Harriet wrenched free the empty sack, which caught and whipped up in the night air like some eerie banner from a lunar expedition. Quickly she plucked it down and dropped behind the cement barricade. Hely dropped beside her. With their heads together, they stretched it over the snake’s box, then weighted it at the edges with cement chunks so it wouldn’t blow off.
What were the grown-ups doing, wondered Hely, back in town and shut up in their houses: balancing checkbooks, watching television, brushing their cocker spaniels? The night wind was fresh, and bracing, and lonely; never had he felt so far from the known world. Shipwrecked on a desert planet … flapping flags, military funeral for the casualties … homemade crosses in the dust. Back on the horizon, the sparse lights of an alien settlement: hostile, probably, enemies of the Federation. Stay clear of the inhabitants, said the stern voice in his head. To do otherwise will spell death for you and the girl.…
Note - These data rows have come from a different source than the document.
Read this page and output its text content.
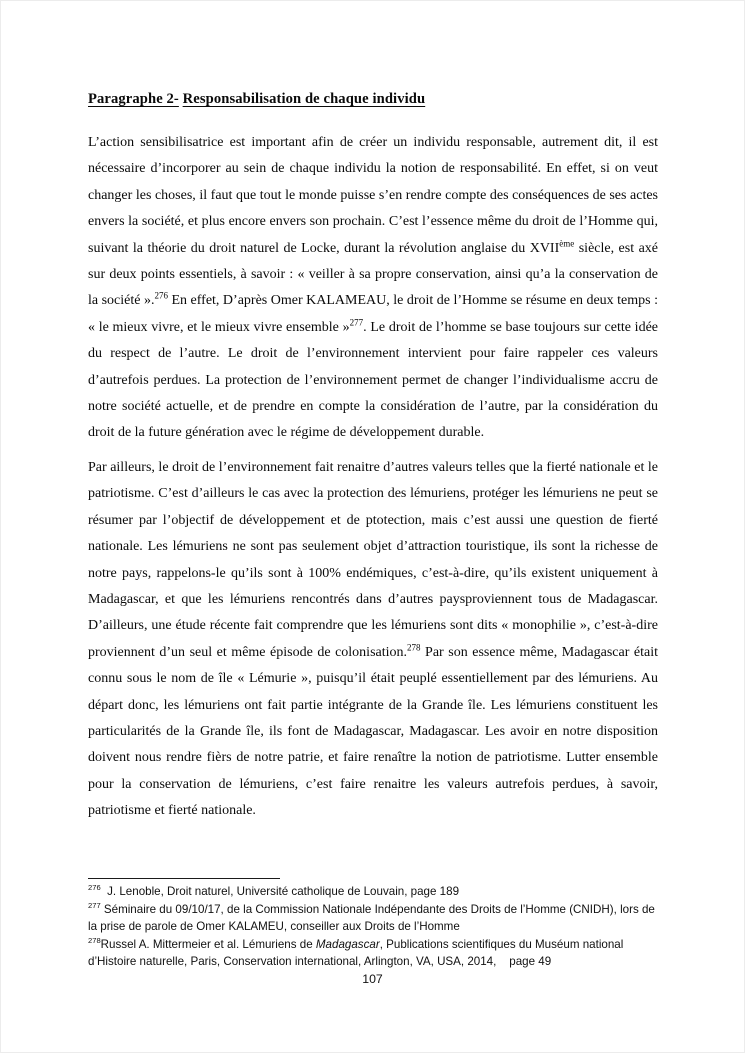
Paragraphe 2- Responsabilisation de chaque individu

L’action sensibilisatrice est important afin de créer un individu responsable, autrement dit, il est nécessaire d’incorporer au sein de chaque individu la notion de responsabilité. En effet, si on veut changer les choses, il faut que tout le monde puisse s’en rendre compte des conséquences de ses actes envers la société, et plus encore envers son prochain. C’est l’essence même du droit de l’Homme qui, suivant la théorie du droit naturel de Locke, durant la révolution anglaise du XVIIème siècle, est axé sur deux points essentiels, à savoir : « veiller à sa propre conservation, ainsi qu’a la conservation de la société ».$^{276}$ En effet, D’après Omer KALAMEAU, le droit de l’Homme se résume en deux temps : « le mieux vivre, et le mieux vivre ensemble »$^{277}$. Le droit de l’homme se base toujours sur cette idée du respect de l’autre. Le droit de l’environnement intervient pour faire rappeler ces valeurs d’autrefois perdues. La protection de l’environnement permet de changer l’individualisme accru de notre société actuelle, et de prendre en compte la considération de l’autre, par la considération du droit de la future génération avec le régime de développement durable.

Par ailleurs, le droit de l’environnement fait renaitre d’autres valeurs telles que la fierté nationale et le patriotisme. C’est d’ailleurs le cas avec la protection des lémuriens, protéger les lémuriens ne peut se résumer par l’objectif de développement et de ptotection, mais c’est aussi une question de fierté nationale. Les lémuriens ne sont pas seulement objet d’attraction touristique, ils sont la richesse de notre pays, rappelons-le qu’ils sont à 100% endémiques, c’est-à-dire, qu’ils existent uniquement à Madagascar, et que les lémuriens rencontrés dans d’autres paysproviennent tous de Madagascar. D’ailleurs, une étude récente fait comprendre que les lémuriens sont dits « monophilie », c’est-à-dire proviennent d’un seul et même épisode de colonisation.$^{278}$ Par son essence même, Madagascar était connu sous le nom de île « Lémurie », puisqu’il était peuplé essentiellement par des lémuriens. Au départ donc, les lémuriens ont fait partie intégrante de la Grande île. Les lémuriens constituent les particularités de la Grande île, ils font de Madagascar, Madagascar. Les avoir en notre disposition doivent nous rendre fièrs de notre patrie, et faire renaître la notion de patriotisme. Lutter ensemble pour la conservation de lémuriens, c’est faire renaitre les valeurs autrefois perdues, à savoir, patriotisme et fierté nationale.

$^{276}$  J. Lenoble, Droit naturel, Université catholique de Louvain, page 189
$^{277}$ Séminaire du 09/10/17, de la Commission Nationale Indépendante des Droits de l’Homme (CNIDH), lors de la prise de parole de Omer KALAMEU, conseiller aux Droits de l’Homme
$^{278}$Russel A. Mittermeier et al. Lémuriens de Madagascar, Publications scientifiques du Muséum national d’Histoire naturelle, Paris, Conservation international, Arlington, VA, USA, 2014,    page 49
107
“He’ll be okay here,” said Harriet, standing up.
“He’ll be fine,” said Hely, in his deep, space-commander voice.
“Snakes don’t have to eat every day. I just hope he had a good drink of water before he left.”
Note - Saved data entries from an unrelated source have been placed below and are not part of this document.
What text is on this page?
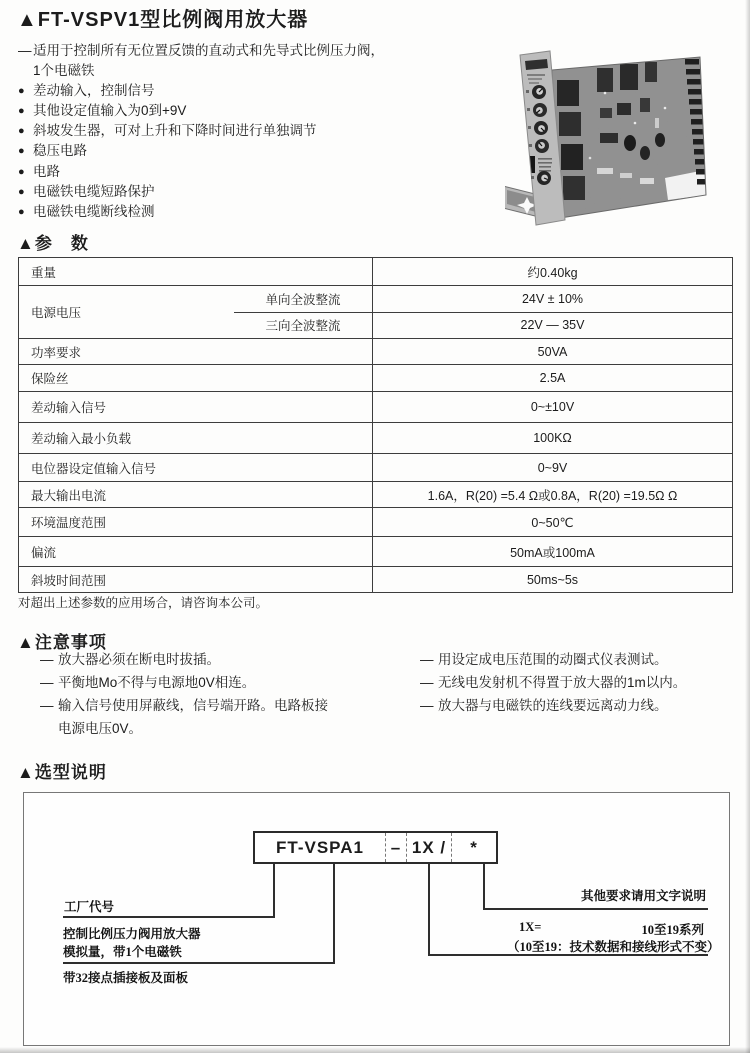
▲FT-VSPV1型比例阀用放大器
— 适用于控制所有无位置反馈的直动式和先导式比例压力阀，
1个电磁铁
● 差动输入，控制信号
● 其他设定值输入为0到+9V
● 斜坡发生器，可对上升和下降时间进行单独调节
● 稳压电路
● 电路
● 电磁铁电缆短路保护
● 电磁铁电缆断线检测
▲参　数
重量	约0.40kg
电源电压
单向全波整流	24V ± 10%
三向全波整流	22V — 35V
功率要求	50VA
保险丝	2.5A
差动输入信号	0~±10V
差动输入最小负载	100KΩ
电位器设定值输入信号	0~9V
最大输出电流	1.6A，R(20) =5.4 Ω或0.8A，R(20) =19.5Ω Ω
环境温度范围	0~50℃
偏流	50mA或100mA
斜坡时间范围	50ms~5s
对超出上述参数的应用场合，请咨询本公司。
▲注意事项
— 放大器必须在断电时拔插。
— 平衡地Mo不得与电源地0V相连。
— 输入信号使用屏蔽线，信号端开路。电路板接
电源电压0V。
— 用设定成电压范围的动圈式仪表测试。
— 无线电发射机不得置于放大器的1m以内。
— 放大器与电磁铁的连线要远离动力线。
▲选型说明
FT-VSPA1	– 1X /	*
工厂代号
控制比例压力阀用放大器
模拟量，带1个电磁铁
带32接点插接板及面板
其他要求请用文字说明
1X=	10至19系列
（10至19：技术数据和接线形式不变）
Lightning flashed—bright this time, with a sharp crack. Almost simultaneously there was a growl of thunder.
“Let’s go back the long way,” said Hely, brushing the hair from his eyes. “By the road.”
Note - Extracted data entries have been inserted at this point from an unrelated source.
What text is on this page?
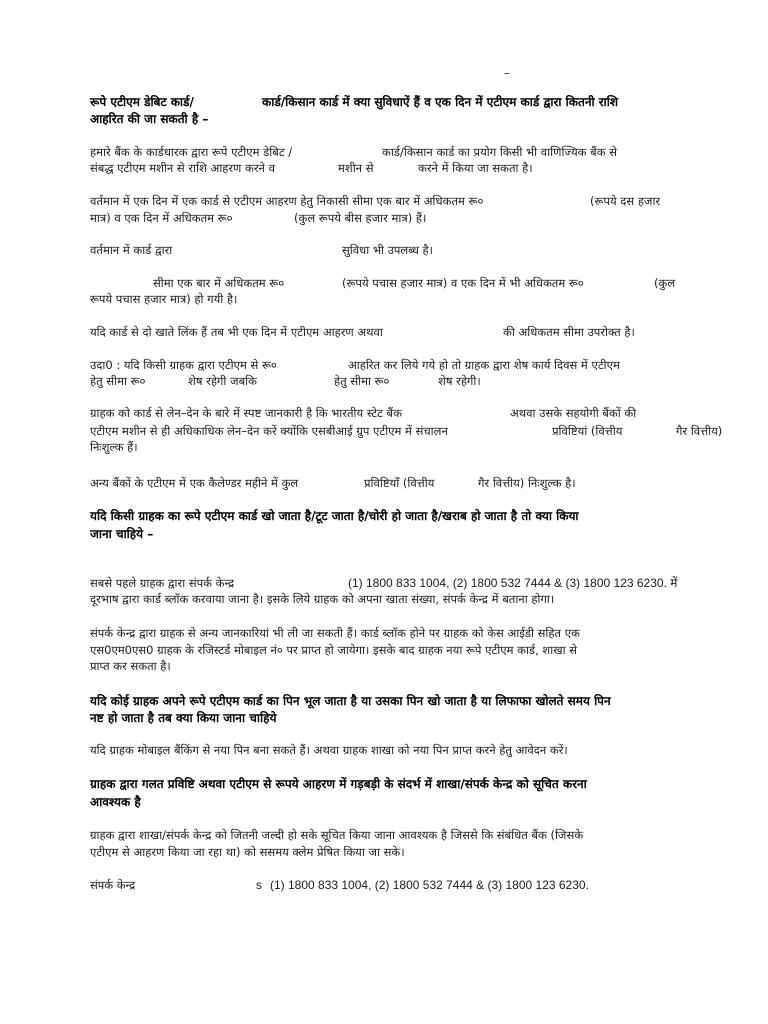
–
रूपे एटीएम डेबिट कार्ड/	कार्ड/किसान कार्ड में क्या सुविधाऐं हैं व एक दिन में एटीएम कार्ड द्वारा कितनी राशि
आहरित की जा सकती है –
हमारे बैंक के कार्डधारक द्वारा रूपे एटीएम डेबिट /	कार्ड/किसान कार्ड का प्रयोग किसी भी वाणिज्यिक बैंक से
संबद्ध एटीएम मशीन से राशि आहरण करने व	मशीन से	करने में किया जा सकता है।
वर्तमान में एक दिन में एक कार्ड से एटीएम आहरण हेतु निकासी सीमा एक बार में अधिकतम रू०	(रूपये दस हजार
मात्र) व एक दिन में अधिकतम रू०	(कुल रूपये बीस हजार मात्र) हैं।
वर्तमान में कार्ड द्वारा	सुविधा भी उपलब्ध है।
सीमा एक बार में अधिकतम रू०	(रूपये पचास हजार मात्र) व एक दिन में भी अधिकतम रू०	(कुल
रूपये पचास हजार मात्र) हो गयी है।
यदि कार्ड से दो खाते लिंक हैं तब भी एक दिन में एटीएम आहरण अथवा	की अधिकतम सीमा उपरोक्त है।
उदा0 : यदि किसी ग्राहक द्वारा एटीएम से रू०	आहरित कर लिये गये हो तो ग्राहक द्वारा शेष कार्य दिवस में एटीएम
हेतु सीमा रू०	शेष रहेगी जबकि	हेतु सीमा रू०	शेष रहेगी।
ग्राहक को कार्ड से लेन–देन के बारे में स्पष्ट जानकारी है कि भारतीय स्टेट बैंक	अथवा उसके सहयोगी बैंकों की
एटीएम मशीन से ही अधिकाधिक लेन–देन करें क्योंकि एसबीआई ग्रुप एटीएम में संचालन	प्रविष्टियां (वित्तीय	गैर वित्तीय)
निःशुल्क हैं।
अन्य बैंकों के एटीएम में एक कैलेण्डर महीने में कुल	प्रविष्टियाँ (वित्तीय	गैर वित्तीय) निःशुल्क है।
यदि किसी ग्राहक का रूपे एटीएम कार्ड खो जाता है/टूट जाता है/चोरी हो जाता है/खराब हो जाता है तो क्या किया
जाना चाहिये –
सबसे पहले ग्राहक द्वारा संपर्क केन्द्र	(1) 1800 833 1004, (2) 1800 532 7444 & (3) 1800 123 6230. में
दूरभाष द्वारा कार्ड ब्लॉक करवाया जाना है। इसके लिये ग्राहक को अपना खाता संख्या, संपर्क केन्द्र में बताना होगा।
संपर्क केन्द्र द्वारा ग्राहक से अन्य जानकारियां भी ली जा सकती हैं। कार्ड ब्लॉक होने पर ग्राहक को केस आईडी सहित एक
एस0एम0एस0 ग्राहक के रजिस्टर्ड मोबाइल नं० पर प्राप्त हो जायेगा। इसके बाद ग्राहक नया रूपे एटीएम कार्ड, शाखा से
प्राप्त कर सकता है।
यदि कोई ग्राहक अपने रूपे एटीएम कार्ड का पिन भूल जाता है या उसका पिन खो जाता है या लिफाफा खोलते समय पिन
नष्ट हो जाता है तब क्या किया जाना चाहिये
यदि ग्राहक मोबाइल बैंकिंग से नया पिन बना सकते हैं। अथवा ग्राहक शाखा को नया पिन प्राप्त करने हेतु आवेदन करें।
ग्राहक द्वारा गलत प्रविष्टि अथवा एटीएम से रूपये आहरण में गड़बड़ी के संदर्भ में शाखा/संपर्क केन्द्र को सूचित करना
आवश्यक है
ग्राहक द्वारा शाखा/संपर्क केन्द्र को जितनी जल्दी हो सके सूचित किया जाना आवश्यक है जिससे कि संबंधित बैंक (जिसके
एटीएम से आहरण किया जा रहा था) को ससमय क्लेम प्रेषित किया जा सके।
संपर्क केन्द्र	s (1) 1800 833 1004, (2) 1800 532 7444 & (3) 1800 123 6230.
“How come? The train from Chicago isn’t due in for a while,” she said, when he didn’t answer.
Hely was alarmed at the intensity of her gaze. “It’ll be through in half an hour.”
“We can make it.”
“Suit yourself,” said Hely, and he was glad that his voice came out sounding tougher than he felt. “I’m taking the road.”
&nbs
p; Silence. “What do you want to do with the wagon, then?” she said.
Hely thought for a moment. “Leave it up here, I guess.”
“Out in the open?”
“Who cares?” said Hely. “I don’t play with it any more.”
“Somebody might find it.”
“Nobody’s going to come up here.”
They ran down the concrete ramp—it was fun, wind in their hair—and the momentum carried them halfway across the dark pastureland before they got breathless and slowed to a jog.
“It’s about to rain,” said Harriet.
“So what,” said Hely. He felt invincible: ranking officer, conqueror of the planet. “Hey, Harriet,” he said, pointing to a fancy illumined sign glowing gently in a moonscape of bulldozed clay scraped in the pasture opposite. It read:
Heritage Groves
Homes of the Future
“The future must suck, huh?” said Hely.
They scurried down the margin of Highway 5 (Hely mindful of the dangers; for all he knew, his mom wanted ice cream and had asked his dad to run to Jumbo’s before it closed) ducking behind lamp posts and garbage bins. As soon as they were able they turned off into the dark side streets and made their way down to the square, to the Pix Cinema.
“The feature’s half over,” said the shiny-faced girl at the ticket window, glancing at them over the top of her compact.
“That’s okay.” Hely pushed his two dollars through the glass window and stepped back—swinging his arms, legs jittering nervously. Sitting through the last half of a movie about a talking Volkswagen was the last thing in the world he felt like doing. Just as the girl snapped shut her compact and reached for her key ring so that she could come around and unlock the door for them, a steam whistle blew in the distance: the 8:47, bound for New Orleans, on her way in to the Alexandria Station.